Waited for a bus at Torrisdale Castle, where the coat of arms says Forward and the Gunera very large. Bob speculated that if rhubarb was that size you could feed a lot of people with one stalk. Maybe a plant breeding programme is in order.

Another clear day gave lovely views of Arran from this coast. I can see back to Carradale from where we came. It was a good walk except for the bit along the shore. We had not expected it to be quite as difficult as it was over the rocks and salt Marsh. Samphire and sea pink were growing among the rocks and we saw two common blue Butterflies.

A glorious day
In our life and our believing
The love of God

And on the third day

If yesterday was marked by different shades of grey (no, not like that, in the landscape I mean), then today’s hue was blue.
It began fairly early, as the clouds thinned out from day break, to be replaced by clear blue by mid day.
We visited the ruins of Saddell Abbey. Reclaimed by the green of the valley and the forest, it was first named by the Vikings, and as their descendants we admired the lushness. No wonder it was later settled by Monks as it must have also been productive.
Loch Lussa lies in the middle of the southern section of the Kintyre peninsula. We reached it from the south and walked along the western shore. It was astonishingly blue. The shore was dotted with Marsh orchids in diverse shades of purple, one of my favourite British wild flowers. Each little floret on the spike is a perfect tiny masterpiece.
We found a Croft selling freshly picked kale so Hannah was well pleased. Leaving Bob to walk around the North end of the Loch and back to Saddell, Hannah and I went back by road stopping at Peninver to explore Ardnacross Bay. The sea was very calm and there were clear views of Arran across Kilbrannan Sound. The blue sea and sky were a wonder, and a complete contrast to yesterday’s low clouds. The water looked inviting and some local children were running about in the shallows. An oyster catcher rose from a rock giving its shrill alarm cry.
We called in at the tea shop near Carradale and were the last customers of the day, rewarded with chocolate brownies, flapjack and the last of the lemon drizzle.
It was the only drizzle we had seen all day. The evening sun bathed us generously as we turned for home. The sky was still and blue.

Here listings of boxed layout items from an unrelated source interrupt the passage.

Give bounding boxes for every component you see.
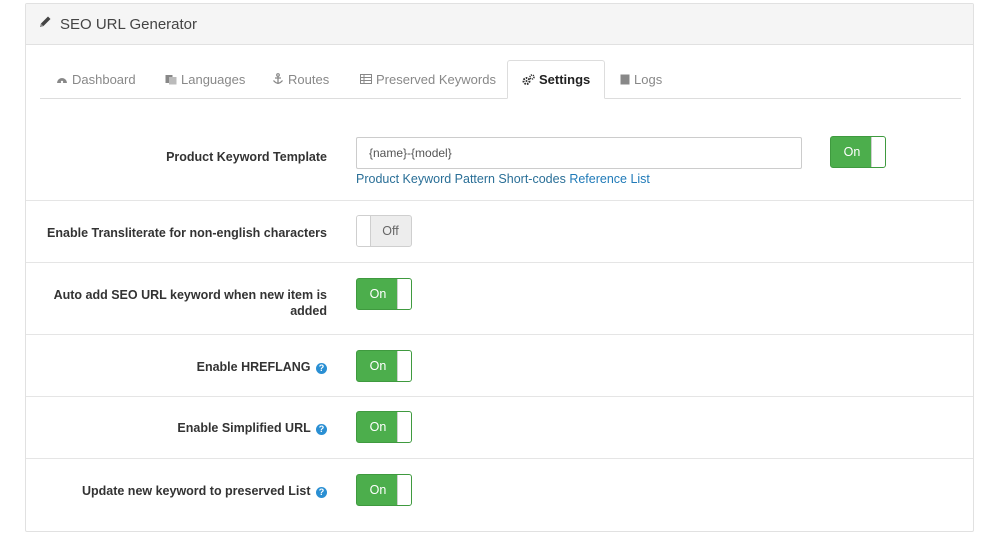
- tab-label: Settings: [539, 72, 591, 87]
- auto-add-label: Auto add SEO URL keyword when new item i…: [53, 288, 327, 318]
- toggle-label: On: [369, 420, 387, 434]
- help-icon[interactable]: ?: [316, 424, 327, 435]
- toggle-knob: [397, 475, 411, 505]
- seo-url-generator-panel: SEO URL Generator Dashboard Languages Ro…: [25, 3, 974, 532]
- tab-settings[interactable]: Settings: [507, 60, 606, 99]
- toggle-knob: [397, 412, 411, 442]
- tab-routes[interactable]: Routes: [272, 60, 329, 98]
- toggle-label: On: [369, 483, 387, 497]
- tab-preserved-keywords[interactable]: Preserved Keywords: [360, 60, 496, 98]
- file-icon: [620, 74, 630, 85]
- cogs-icon: [522, 73, 535, 86]
- toggle-label: On: [843, 145, 861, 159]
- tab-label: Preserved Keywords: [376, 71, 496, 87]
- setting-row-transliterate: Enable Transliterate for non-english cha…: [26, 201, 973, 263]
- hreflang-toggle[interactable]: On: [356, 350, 412, 382]
- update-preserved-label: Update new keyword to preserved List: [81, 484, 311, 498]
- tab-dashboard[interactable]: Dashboard: [56, 60, 136, 98]
- setting-row-simplified-url: Enable Simplified URL ? On: [26, 397, 973, 459]
- help-icon[interactable]: ?: [316, 487, 327, 498]
- help-text: Product Keyword Pattern Short-codes: [356, 172, 566, 186]
- product-keyword-label: Product Keyword Template: [166, 150, 327, 164]
- product-keyword-help: Product Keyword Pattern Short-codes Refe…: [356, 172, 650, 186]
- simplified-url-label-wrap: Enable Simplified URL ?: [27, 420, 327, 436]
- transliterate-label: Enable Transliterate for non-english cha…: [47, 226, 327, 240]
- toggle-knob: [397, 351, 411, 381]
- toggle-knob: [397, 279, 411, 309]
- panel-title: SEO URL Generator: [60, 15, 197, 33]
- product-keyword-toggle[interactable]: On: [830, 136, 886, 168]
- tab-label: Languages: [181, 71, 246, 87]
- tab-label: Logs: [634, 71, 663, 87]
- panel-heading: SEO URL Generator: [26, 4, 973, 45]
- toggle-label: On: [369, 287, 387, 301]
- table-icon: [360, 74, 372, 84]
- setting-row-update-preserved: Update new keyword to preserved List ? O…: [26, 459, 973, 531]
- simplified-url-toggle[interactable]: On: [356, 411, 412, 443]
- toggle-knob: [357, 216, 371, 246]
- tab-languages[interactable]: Languages: [165, 60, 245, 98]
- auto-add-toggle[interactable]: On: [356, 278, 412, 310]
- toggle-label: On: [369, 359, 387, 373]
- toggle-knob: [871, 137, 885, 167]
- reference-list-link[interactable]: Reference List: [569, 172, 650, 186]
- update-preserved-toggle[interactable]: On: [356, 474, 412, 506]
- hreflang-label: Enable HREFLANG: [196, 360, 311, 374]
- transliterate-toggle[interactable]: Off: [356, 215, 412, 247]
- anchor-icon: [272, 73, 284, 85]
- help-icon[interactable]: ?: [316, 363, 327, 374]
- tab-logs[interactable]: Logs: [620, 60, 662, 98]
- pencil-icon: [39, 15, 52, 33]
- product-keyword-template-input[interactable]: [356, 137, 802, 169]
- setting-row-hreflang: Enable HREFLANG ? On: [26, 335, 973, 397]
- tab-bar: Dashboard Languages Routes Preserved Key…: [40, 60, 961, 99]
- dashboard-icon: [56, 74, 68, 85]
- toggle-label: Off: [382, 224, 399, 238]
- setting-row-auto-add: Auto add SEO URL keyword when new item i…: [26, 263, 973, 335]
- update-preserved-label-wrap: Update new keyword to preserved List ?: [27, 483, 327, 499]
- hreflang-label-wrap: Enable HREFLANG ?: [27, 359, 327, 375]
- tab-label: Dashboard: [72, 71, 136, 87]
- language-icon: [165, 74, 177, 85]
- simplified-url-label: Enable Simplified URL: [177, 421, 311, 435]
- tab-label: Routes: [288, 71, 330, 87]
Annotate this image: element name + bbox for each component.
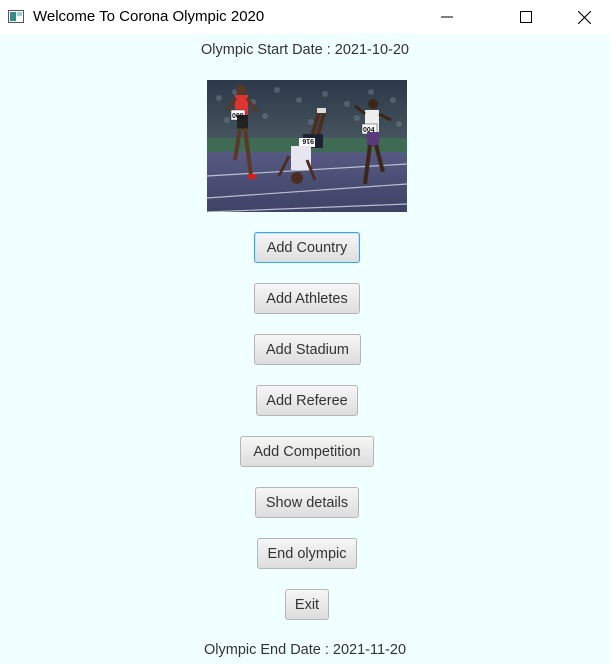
show-details-button[interactable]: Show details — [255, 487, 359, 518]
title-bar[interactable]: Welcome To Corona Olympic 2020 — [0, 0, 610, 34]
minimize-icon — [441, 16, 453, 18]
window-title: Welcome To Corona Olympic 2020 — [33, 8, 265, 25]
end-olympic-button[interactable]: End olympic — [257, 538, 357, 569]
exit-button[interactable]: Exit — [285, 589, 329, 620]
app-icon — [8, 10, 24, 23]
maximize-icon — [520, 11, 532, 23]
add-athletes-button[interactable]: Add Athletes — [254, 283, 360, 314]
minimize-button[interactable] — [424, 0, 470, 34]
close-button[interactable] — [561, 0, 607, 34]
olympic-start-date: Olympic Start Date : 2021-10-20 — [201, 42, 409, 58]
bib-number: 004 — [363, 127, 375, 134]
add-country-button[interactable]: Add Country — [254, 232, 360, 263]
close-icon — [578, 11, 591, 24]
bib-number: 009 — [232, 113, 244, 120]
maximize-button[interactable] — [503, 0, 549, 34]
add-referee-button[interactable]: Add Referee — [256, 385, 358, 416]
olympic-end-date: Olympic End Date : 2021-11-20 — [203, 642, 407, 658]
add-stadium-button[interactable]: Add Stadium — [254, 334, 361, 365]
bib-number: 916 — [302, 137, 314, 144]
add-competition-button[interactable]: Add Competition — [240, 436, 374, 467]
olympic-photo: 009 916 004 — [207, 80, 407, 212]
main-content: Olympic Start Date : 2021-10-20 009 916 … — [0, 34, 610, 664]
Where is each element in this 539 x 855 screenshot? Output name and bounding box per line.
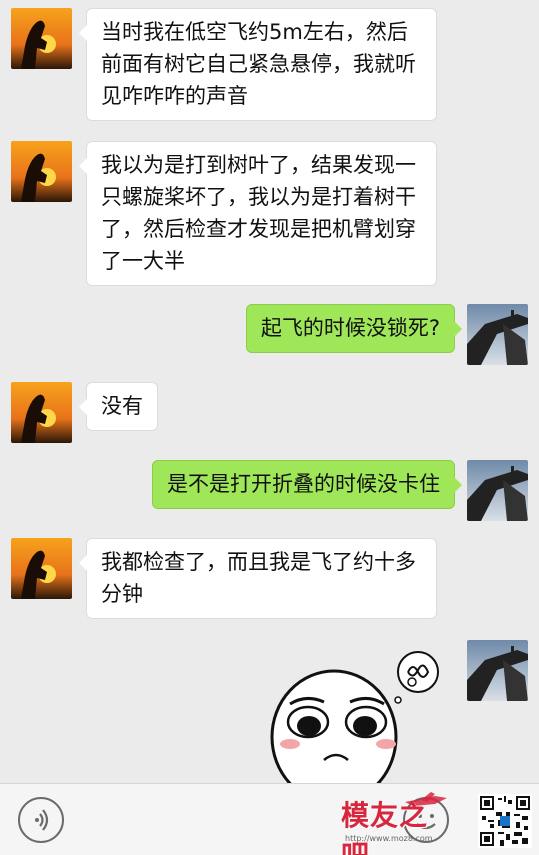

From the sky and from the sea
The joy of God

The second leg

Reading this you may wonder about the first leg, which was Huddersfield to Kilmarnock via the Yorkshire Dales. The best bit was the cheese shop n Ribblesdale where having been pressed to try many kinds of cheese we came away with 10 to last us the week. We ate some in a small picnic at Teabay. Whichever way we go round here we cross over routes we have taken before, particularly Hannah’s End to End five years ago.
Kilmarnock has won the strap line Scotland ‘s most improved town. We visited an award winning fish and chip shop.

But the second leg, the original subject of this entry, was wet. We met Hannah at Ardrossan harbour and eventually we were all loaded onto a Cal-mac ferry for Arran. The famous Cal-Mac breakfast with Lorne sausage well worth the wait.
From Brodick to Lochranza it rained. Very open country, the road wandered by the coast, but there was no avoiding Hannah getting soaked on her bicycle. She made very good time but was wet and cold. The 12.00 ferry to Claonaig was warm but brief. As a port it boasted only a bus shelter. Hannah decided to press on. A newly resurfaced single track road of 14 miles with quite a loose surface had to be negotiated before a bar came in sight 1 mile from our destination. Let’s hope some hot food and a chance to dry out concludes the second leg in a more satisfactory way than it started.

Evening came on gently and the rain cleared such that sky, sea and hills were various shades of soft grey. It is quiet and calm.